As for the name of exception.trace, this has been named before we looked at ECS and it seems like that's the one that should change. However, I would argue against it here since it's part of the larger exception structure. I don't know if ECS has a prescription for what such field would look like, but it would be different than for messages that are in their entirety an exception. E.g. perhaps it would end up as exception.stack_trace for errors from PHP, but either way queries and such wouldn't work across them.

That's apart from the current limitation in Kibana where it isn't supported to query the logstash indexes for mediawiki and the logstash indexes for other datasets in the same query, which appears to be an arbitrary UI limitation, but it seems right now we couldn't e.g. query across "mediawiki" and "scap" (which is a regression from before ECS was adopted for Scap and has made the deployment more confusing and timeconsuming).

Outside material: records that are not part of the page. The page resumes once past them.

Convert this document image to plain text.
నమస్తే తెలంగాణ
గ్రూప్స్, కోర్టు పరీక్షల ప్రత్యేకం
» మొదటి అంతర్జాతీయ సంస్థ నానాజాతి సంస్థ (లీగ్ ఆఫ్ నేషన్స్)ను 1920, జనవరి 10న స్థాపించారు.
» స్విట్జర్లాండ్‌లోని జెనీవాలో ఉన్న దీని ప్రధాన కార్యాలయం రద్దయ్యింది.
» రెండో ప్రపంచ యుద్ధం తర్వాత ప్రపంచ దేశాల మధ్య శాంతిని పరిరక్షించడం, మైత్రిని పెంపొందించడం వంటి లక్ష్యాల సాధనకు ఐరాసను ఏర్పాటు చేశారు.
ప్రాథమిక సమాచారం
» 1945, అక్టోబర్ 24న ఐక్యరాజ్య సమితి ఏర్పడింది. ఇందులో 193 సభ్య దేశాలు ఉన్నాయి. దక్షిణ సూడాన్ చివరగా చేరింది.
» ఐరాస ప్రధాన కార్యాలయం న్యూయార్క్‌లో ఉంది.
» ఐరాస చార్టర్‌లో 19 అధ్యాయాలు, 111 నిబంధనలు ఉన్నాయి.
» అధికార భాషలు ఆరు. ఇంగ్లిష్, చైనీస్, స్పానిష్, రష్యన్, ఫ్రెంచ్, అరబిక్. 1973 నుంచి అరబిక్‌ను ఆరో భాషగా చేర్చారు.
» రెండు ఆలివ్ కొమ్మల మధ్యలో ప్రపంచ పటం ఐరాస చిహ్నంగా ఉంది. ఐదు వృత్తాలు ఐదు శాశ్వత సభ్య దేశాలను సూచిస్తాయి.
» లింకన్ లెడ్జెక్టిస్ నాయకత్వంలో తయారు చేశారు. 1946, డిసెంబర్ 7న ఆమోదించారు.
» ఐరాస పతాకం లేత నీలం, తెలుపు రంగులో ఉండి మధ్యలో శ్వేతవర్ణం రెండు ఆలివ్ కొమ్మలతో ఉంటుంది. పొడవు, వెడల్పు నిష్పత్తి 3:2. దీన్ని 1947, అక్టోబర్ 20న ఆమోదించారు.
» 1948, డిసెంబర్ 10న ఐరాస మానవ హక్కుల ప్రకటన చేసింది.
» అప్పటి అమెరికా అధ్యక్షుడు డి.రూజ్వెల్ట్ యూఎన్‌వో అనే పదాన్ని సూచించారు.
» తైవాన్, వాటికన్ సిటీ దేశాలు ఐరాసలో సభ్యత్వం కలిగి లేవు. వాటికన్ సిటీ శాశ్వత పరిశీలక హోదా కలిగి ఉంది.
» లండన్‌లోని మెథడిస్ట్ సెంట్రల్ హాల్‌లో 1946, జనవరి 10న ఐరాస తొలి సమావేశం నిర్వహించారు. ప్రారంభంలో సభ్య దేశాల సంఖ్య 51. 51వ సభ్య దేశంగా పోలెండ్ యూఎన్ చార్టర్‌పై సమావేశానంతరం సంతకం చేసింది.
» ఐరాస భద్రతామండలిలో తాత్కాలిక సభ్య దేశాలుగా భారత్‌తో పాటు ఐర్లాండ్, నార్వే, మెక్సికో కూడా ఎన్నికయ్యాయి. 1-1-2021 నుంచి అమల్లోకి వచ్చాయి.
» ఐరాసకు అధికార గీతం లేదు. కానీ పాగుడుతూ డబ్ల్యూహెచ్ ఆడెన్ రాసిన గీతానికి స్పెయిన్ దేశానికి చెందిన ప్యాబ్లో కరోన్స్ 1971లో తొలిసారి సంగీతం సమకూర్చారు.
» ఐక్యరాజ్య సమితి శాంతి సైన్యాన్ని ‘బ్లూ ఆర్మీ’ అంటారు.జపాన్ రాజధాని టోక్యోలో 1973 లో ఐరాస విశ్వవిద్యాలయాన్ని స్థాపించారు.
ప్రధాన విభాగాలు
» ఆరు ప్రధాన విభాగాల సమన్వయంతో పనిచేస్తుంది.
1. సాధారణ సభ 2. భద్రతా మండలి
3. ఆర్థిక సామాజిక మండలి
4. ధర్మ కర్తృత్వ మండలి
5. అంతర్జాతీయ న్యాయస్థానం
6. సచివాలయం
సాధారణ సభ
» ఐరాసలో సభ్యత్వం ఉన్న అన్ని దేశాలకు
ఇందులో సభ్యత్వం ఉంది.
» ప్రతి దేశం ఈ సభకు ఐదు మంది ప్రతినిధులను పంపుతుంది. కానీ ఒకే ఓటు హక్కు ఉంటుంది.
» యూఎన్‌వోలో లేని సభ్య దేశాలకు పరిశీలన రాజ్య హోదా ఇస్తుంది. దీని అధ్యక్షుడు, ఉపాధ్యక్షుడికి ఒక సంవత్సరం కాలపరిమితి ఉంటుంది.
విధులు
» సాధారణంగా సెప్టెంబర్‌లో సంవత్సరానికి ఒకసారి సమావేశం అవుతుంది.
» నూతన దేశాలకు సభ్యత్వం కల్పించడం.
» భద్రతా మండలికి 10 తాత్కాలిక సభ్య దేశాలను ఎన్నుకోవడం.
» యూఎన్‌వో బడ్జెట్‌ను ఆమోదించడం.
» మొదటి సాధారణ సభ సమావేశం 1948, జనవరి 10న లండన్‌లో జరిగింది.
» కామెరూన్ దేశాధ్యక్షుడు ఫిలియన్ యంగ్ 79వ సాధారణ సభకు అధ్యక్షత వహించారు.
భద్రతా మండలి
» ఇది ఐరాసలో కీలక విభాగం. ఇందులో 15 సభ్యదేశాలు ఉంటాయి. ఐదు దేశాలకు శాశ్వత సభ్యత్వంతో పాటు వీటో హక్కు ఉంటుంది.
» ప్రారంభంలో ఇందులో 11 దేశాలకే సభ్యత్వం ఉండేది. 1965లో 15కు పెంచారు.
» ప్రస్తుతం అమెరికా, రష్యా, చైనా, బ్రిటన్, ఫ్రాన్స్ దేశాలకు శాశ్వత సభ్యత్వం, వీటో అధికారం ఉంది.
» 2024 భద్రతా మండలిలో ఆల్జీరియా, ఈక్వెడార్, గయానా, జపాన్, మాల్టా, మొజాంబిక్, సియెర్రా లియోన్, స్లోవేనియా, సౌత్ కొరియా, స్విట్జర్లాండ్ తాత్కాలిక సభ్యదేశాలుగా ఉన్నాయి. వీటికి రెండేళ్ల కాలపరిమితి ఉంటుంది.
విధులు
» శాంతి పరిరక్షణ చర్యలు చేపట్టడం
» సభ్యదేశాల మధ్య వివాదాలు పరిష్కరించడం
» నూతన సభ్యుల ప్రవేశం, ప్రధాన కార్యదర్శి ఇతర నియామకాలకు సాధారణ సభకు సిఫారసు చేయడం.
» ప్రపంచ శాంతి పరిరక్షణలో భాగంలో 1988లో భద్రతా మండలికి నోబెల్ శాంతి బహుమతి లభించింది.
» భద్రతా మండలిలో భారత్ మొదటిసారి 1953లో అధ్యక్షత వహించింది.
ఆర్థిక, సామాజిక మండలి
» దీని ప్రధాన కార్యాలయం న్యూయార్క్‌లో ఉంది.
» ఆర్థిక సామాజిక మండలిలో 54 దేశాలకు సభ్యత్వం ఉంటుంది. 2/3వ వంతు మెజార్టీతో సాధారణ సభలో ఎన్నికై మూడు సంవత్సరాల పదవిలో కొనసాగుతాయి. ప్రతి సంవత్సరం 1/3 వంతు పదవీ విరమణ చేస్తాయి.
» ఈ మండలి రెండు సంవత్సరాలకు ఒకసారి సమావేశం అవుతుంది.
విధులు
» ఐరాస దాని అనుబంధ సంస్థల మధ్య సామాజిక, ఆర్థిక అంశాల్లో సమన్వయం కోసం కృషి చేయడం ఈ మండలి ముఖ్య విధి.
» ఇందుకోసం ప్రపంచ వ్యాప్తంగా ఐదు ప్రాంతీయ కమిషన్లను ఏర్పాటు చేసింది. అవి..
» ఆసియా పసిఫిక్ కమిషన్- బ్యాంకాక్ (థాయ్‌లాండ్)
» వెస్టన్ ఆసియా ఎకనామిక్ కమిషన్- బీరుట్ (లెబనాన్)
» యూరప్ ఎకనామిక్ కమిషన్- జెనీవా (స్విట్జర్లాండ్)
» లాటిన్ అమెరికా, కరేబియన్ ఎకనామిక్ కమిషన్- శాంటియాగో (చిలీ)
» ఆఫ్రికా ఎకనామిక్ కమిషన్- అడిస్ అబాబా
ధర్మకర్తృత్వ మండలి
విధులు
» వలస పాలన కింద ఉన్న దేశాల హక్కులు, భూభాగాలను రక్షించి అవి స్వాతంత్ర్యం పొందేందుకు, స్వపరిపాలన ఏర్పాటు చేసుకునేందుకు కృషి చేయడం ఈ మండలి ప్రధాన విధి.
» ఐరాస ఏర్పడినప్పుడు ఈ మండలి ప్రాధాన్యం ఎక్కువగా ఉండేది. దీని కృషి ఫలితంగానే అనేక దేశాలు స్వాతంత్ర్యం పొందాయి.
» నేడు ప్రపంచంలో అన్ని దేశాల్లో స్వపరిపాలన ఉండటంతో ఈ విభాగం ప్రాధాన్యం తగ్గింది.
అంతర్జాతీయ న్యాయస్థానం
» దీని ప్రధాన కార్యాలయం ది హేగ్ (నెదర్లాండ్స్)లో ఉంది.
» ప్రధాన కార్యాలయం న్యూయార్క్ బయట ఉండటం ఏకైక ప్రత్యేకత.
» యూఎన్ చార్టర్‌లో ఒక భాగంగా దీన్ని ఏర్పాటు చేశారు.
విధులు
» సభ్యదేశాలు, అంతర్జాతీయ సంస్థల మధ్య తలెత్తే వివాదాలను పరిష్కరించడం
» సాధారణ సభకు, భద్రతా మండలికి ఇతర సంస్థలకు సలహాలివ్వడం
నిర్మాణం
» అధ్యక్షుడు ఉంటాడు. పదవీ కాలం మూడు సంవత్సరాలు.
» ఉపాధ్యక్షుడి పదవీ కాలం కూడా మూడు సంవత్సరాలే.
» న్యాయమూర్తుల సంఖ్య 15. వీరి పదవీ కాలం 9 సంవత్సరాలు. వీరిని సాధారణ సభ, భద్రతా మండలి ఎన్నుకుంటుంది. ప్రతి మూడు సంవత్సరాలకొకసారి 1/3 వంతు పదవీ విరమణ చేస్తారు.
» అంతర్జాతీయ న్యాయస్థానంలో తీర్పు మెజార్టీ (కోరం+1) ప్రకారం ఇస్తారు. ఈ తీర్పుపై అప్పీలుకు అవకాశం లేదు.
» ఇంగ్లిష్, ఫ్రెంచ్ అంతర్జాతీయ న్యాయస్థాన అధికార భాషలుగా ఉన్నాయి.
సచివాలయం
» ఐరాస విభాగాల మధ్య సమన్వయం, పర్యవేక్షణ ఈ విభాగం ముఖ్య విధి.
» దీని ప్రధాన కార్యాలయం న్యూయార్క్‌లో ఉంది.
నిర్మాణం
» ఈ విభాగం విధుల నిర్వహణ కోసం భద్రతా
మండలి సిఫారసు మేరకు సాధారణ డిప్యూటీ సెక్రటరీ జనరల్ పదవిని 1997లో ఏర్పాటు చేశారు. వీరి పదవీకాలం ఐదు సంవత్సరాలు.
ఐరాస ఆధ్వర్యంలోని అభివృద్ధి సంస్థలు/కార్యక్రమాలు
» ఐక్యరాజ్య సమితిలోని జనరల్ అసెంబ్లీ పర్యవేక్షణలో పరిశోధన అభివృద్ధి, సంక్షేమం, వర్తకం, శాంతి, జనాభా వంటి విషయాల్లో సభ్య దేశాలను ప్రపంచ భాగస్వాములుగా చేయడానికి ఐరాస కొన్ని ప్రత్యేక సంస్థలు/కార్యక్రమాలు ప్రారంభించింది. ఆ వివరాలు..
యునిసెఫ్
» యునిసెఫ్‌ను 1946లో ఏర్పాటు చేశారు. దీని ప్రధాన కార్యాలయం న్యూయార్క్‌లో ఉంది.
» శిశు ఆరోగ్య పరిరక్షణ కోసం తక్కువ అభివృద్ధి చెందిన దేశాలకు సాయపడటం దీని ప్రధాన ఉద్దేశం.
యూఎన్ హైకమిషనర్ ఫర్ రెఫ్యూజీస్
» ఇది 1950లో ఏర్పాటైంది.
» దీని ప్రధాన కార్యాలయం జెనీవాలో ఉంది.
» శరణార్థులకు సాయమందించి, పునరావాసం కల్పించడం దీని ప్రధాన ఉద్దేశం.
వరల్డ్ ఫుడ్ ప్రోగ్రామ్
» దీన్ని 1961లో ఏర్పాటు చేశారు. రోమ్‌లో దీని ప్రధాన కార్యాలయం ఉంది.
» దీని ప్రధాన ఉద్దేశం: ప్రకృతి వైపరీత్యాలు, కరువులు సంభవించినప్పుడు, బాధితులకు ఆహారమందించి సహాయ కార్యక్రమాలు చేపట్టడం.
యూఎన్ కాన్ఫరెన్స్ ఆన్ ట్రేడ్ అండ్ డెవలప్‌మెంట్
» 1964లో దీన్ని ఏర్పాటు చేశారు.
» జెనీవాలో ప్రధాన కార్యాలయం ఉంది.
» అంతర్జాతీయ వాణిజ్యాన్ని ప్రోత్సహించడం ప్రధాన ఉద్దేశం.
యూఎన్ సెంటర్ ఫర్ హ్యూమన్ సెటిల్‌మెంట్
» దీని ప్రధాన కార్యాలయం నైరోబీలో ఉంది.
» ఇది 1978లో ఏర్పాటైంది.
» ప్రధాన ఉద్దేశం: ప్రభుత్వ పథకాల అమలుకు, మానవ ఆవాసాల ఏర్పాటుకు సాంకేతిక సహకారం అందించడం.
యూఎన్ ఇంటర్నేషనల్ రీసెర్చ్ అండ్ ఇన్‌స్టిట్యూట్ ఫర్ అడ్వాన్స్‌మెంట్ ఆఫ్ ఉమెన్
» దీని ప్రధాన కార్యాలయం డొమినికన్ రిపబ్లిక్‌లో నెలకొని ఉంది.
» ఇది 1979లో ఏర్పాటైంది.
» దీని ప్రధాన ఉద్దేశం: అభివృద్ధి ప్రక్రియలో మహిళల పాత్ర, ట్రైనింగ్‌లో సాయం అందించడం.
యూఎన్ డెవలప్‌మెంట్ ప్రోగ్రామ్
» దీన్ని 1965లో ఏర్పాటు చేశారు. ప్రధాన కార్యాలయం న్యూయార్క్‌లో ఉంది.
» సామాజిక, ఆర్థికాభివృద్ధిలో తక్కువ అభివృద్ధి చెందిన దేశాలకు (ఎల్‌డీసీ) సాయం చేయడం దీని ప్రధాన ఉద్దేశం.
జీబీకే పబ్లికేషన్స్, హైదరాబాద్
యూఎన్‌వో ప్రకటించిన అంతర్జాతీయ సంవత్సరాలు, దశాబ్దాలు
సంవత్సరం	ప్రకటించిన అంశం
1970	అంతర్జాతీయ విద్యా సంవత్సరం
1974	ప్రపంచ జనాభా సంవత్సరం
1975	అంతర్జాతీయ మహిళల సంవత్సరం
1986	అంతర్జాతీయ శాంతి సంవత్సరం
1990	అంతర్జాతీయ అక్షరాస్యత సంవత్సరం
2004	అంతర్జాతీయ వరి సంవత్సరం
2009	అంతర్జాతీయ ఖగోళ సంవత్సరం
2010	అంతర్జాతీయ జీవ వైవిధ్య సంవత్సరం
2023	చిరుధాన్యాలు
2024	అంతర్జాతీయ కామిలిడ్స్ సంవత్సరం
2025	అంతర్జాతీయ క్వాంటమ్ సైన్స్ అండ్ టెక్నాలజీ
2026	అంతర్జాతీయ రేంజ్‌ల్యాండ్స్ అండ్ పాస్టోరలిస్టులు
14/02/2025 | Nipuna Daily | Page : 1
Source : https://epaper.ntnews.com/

Change 832004 had a related patch set uploaded (by Cwhite; author: Cwhite):

[releng/phatality@master] Add document data model and support ECS

https://gerrit.wikimedia.org/r/832004

Change 832004 merged by jenkins-bot:

[releng/phatality@master] Add document data model and support ECS

https://gerrit.wikimedia.org/r/832004

Change 888737 had a related patch set uploaded (by Cwhite; author: Cwhite):

[releng/phatality@master] Update deploy/phatality-2.4.1.zip for deployment

https://gerrit.wikimedia.org/r/888737

Change 888737 merged by jenkins-bot:

[releng/phatality@master] Update deploy/phatality-2.4.1.zip for deployment

https://gerrit.wikimedia.org/r/888737

colewhite claimed this task.
colewhite subscribed.

It would be a larger lift to get MediaWiki to produce ECS than it is to enable phatality to handle field mapping itself.

With the latest deploy, phatality now maps fields based on document type.